Systemic lupus erythematosus (SLE) is a chronic, inflammatory autoimmune collagen disease that affects nearly every organ in the body. It occurs 6 to 10 times more frequently in women than in men and occurs three times more in African American populations than among Caucasians. SLE results from disturbed immune regulation that causes an exaggerated production of autoantibodies.

Pathophysiology

This disturbance is brought about by some combination of genetic, hormonal (as evidenced by the usual onset during the childbearing years), and environmental factors (exposure to a virus, sunlight, stress, or diet). Certain medications, such as hydralazine (Apresoline), procainamide (Pronestyl), isoniazid or INH (Nydrazid), chlorpromazine (Thorazine), and some anticonvulsant medications, have been implicated in chemical or drug-induced SLE. Specifically, B cells and T cells both contribute to the immune response in SLE. B cells are instrumental in promoting the onset and flares of the disease.

Clinical Manifestations

Onset is insidious or acute. SLE can go undiagnosed for many years. The clinical course is one of exacerbations and remissions.

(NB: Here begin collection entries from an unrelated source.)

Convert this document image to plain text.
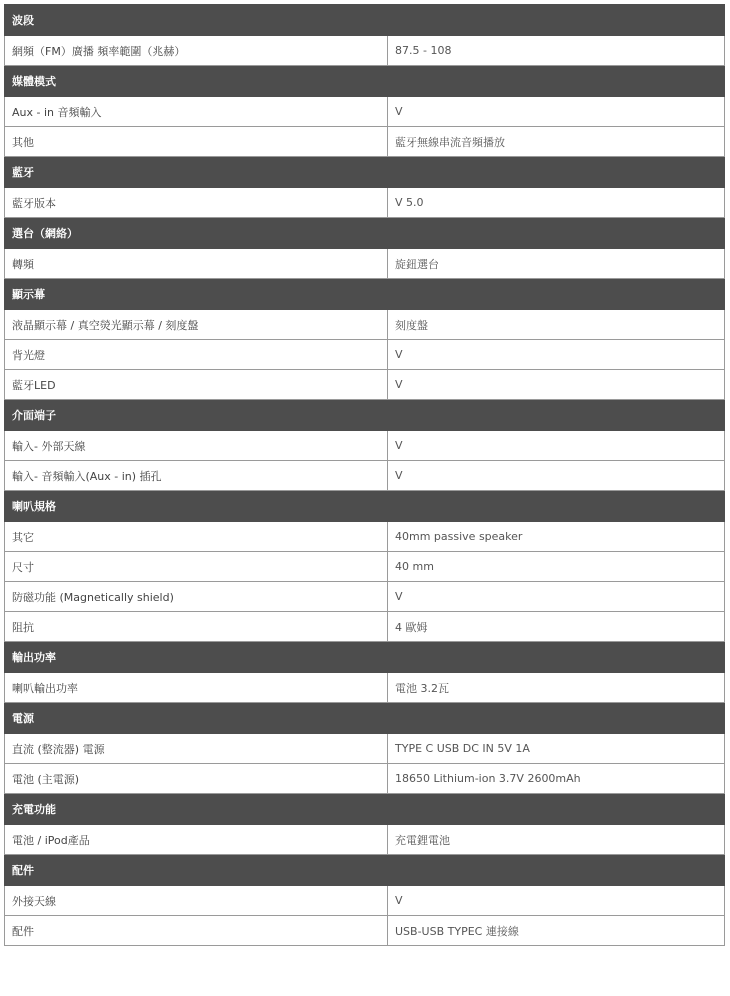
波段	
網頻（FM）廣播 頻率範圍（兆赫）	87.5 - 108
媒體模式	
Aux - in 音頻輸入	V
其他	藍牙無線串流音頻播放
藍牙	
藍牙版本	V 5.0
選台（網絡）	
轉頻	旋鈕選台
顯示幕	
液晶顯示幕 / 真空熒光顯示幕 / 刻度盤	刻度盤
背光燈	V
藍牙LED	V
介面端子	
輸入- 外部天線	V
輸入- 音頻輸入(Aux - in) 插孔	V
喇叭規格	
其它	40mm passive speaker
尺寸	40 mm
防磁功能 (Magnetically shield)	V
阻抗	4 歐姆
輸出功率	
喇叭輸出功率	電池 3.2瓦
電源	
直流 (整流器) 電源	TYPE C USB DC IN 5V 1A
電池 (主電源)	18650 Lithium-ion 3.7V 2600mAh
充電功能	
電池 / iPod產品	充電鋰電池
配件	
外接天線	V
配件	USB-USB TYPEC 連接線
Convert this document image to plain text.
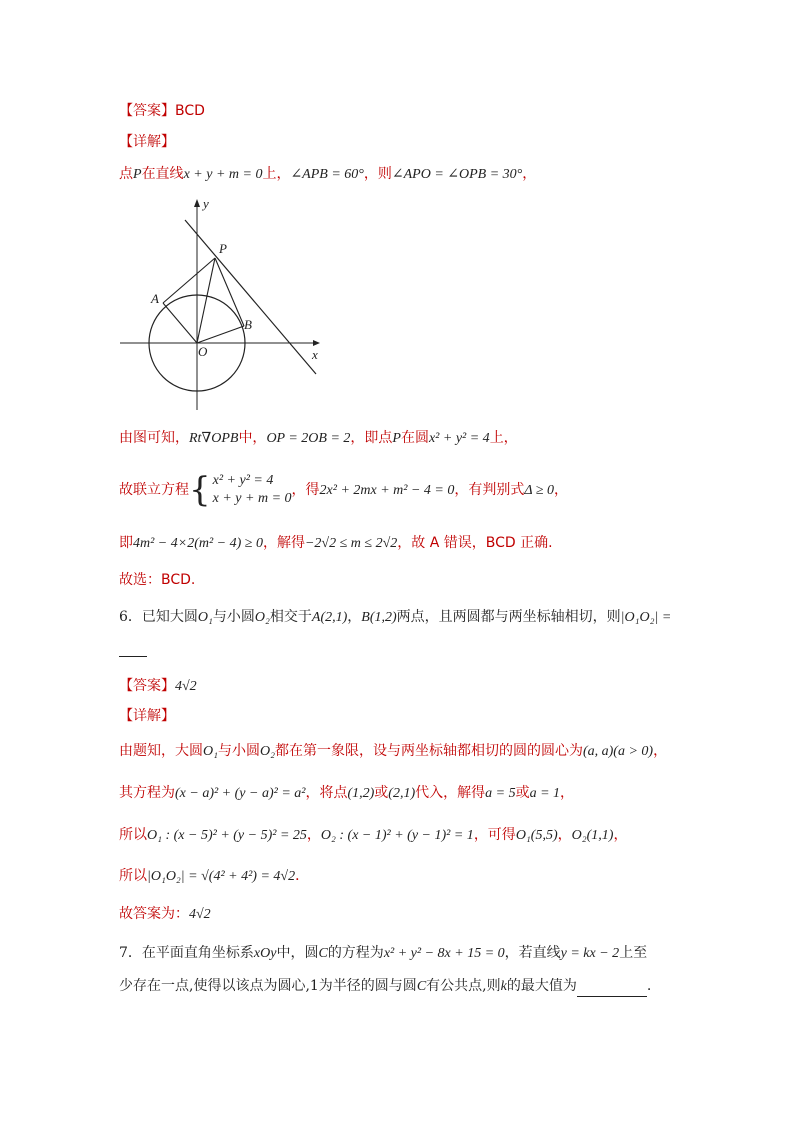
【答案】BCD
【详解】
点P在直线x + y + m = 0上，∠APB = 60°，则∠APO = ∠OPB = 30°，
y
x
P
A
B
O
由图可知，Rt∇OPB中，OP = 2OB = 2，即点P在圆x² + y² = 4上，
故联立方程{ x² + y² = 4
x + y + m = 0
，得2x² + 2mx + m² − 4 = 0，有判别式Δ ≥ 0，
即4m² − 4×2(m² − 4) ≥ 0，解得−2√2 ≤ m ≤ 2√2，故 A 错误，BCD 正确.
故选：BCD.
6．已知大圆O₁与小圆O₂相交于A(2,1)，B(1,2)两点，且两圆都与两坐标轴相切，则|O₁O₂| =
【答案】4√2
【详解】
由题知，大圆O₁与小圆O₂都在第一象限，设与两坐标轴都相切的圆的圆心为(a, a)(a > 0)，
其方程为(x − a)² + (y − a)² = a²，将点(1,2)或(2,1)代入，解得a = 5或a = 1，
所以O₁ : (x − 5)² + (y − 5)² = 25，O₂ : (x − 1)² + (y − 1)² = 1，可得O₁(5,5)，O₂(1,1)，
所以|O₁O₂| = √(4² + 4²) = 4√2．
故答案为：4√2
7．在平面直角坐标系xOy中，圆C的方程为x² + y² − 8x + 15 = 0，若直线y = kx − 2上至
少存在一点,使得以该点为圆心,1为半径的圆与圆C有公共点,则k的最大值为	.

Assessment and Diagnostic Findings

Diagnosis is based on a complete history, physical examination, and blood tests. No single laboratory test confirms SLE. Blood testing reveals moderate to severe anemia, thrombocytopenia, leukocytosis, or leukopenia and positive antinuclear antibodies. Other diagnostic immunologic tests support, but do not confirm, the diagnosis. Inspect the skin for erythematous rash, hyperpigmentation, or depigmentation. Auscultate for pericardial friction rub and assess for abnormal lung sounds. The antinuclear antibody (ANA) test is positive in more than 95% of patients with SLE.

Medical Management

Treatment includes management of acute and chronic disease. Goals of treatment include preventing progressive loss of organ function, reducing the likelihood of acute disease, minimizing disease-related disabilities, and preventing complications from therapy. Monitoring is performed to assess disease activity and therapeutic effectiveness.

Pharmacologic Therapy

  • Nonsteroidal anti-inflammatory drugs (NSAIDs) are used with corticosteroid agents to minimize corticosteroid requirements.
  • Corticosteroid medications are used topically for cutaneous manifestations.
  • IV administration of corticosteroid drugs is an alternative to traditional high-dose oral use.
  • Cutaneous, musculoskeletal, and mild systemic features of SLE are managed with antimalarial drugs.
  • Immunosuppressive agents are generally reserved for the most serious forms of SLE that have not responded to conservative therapies.
  • Belimumab (Benlysta), a human antibody that specifically recognizes and binds to B-lymphocyte stimulator, is given to reduce disease activity and flares.

Nursing Management

The nursing care of the patient with SLE is generally the same as that for the patient with rheumatic disease (see “Nursing Management” under Arthritis, Rheumatoid). The primary nursing diagnoses address fatigue, impaired skin integrity, disturbed body image, and deficient knowledge.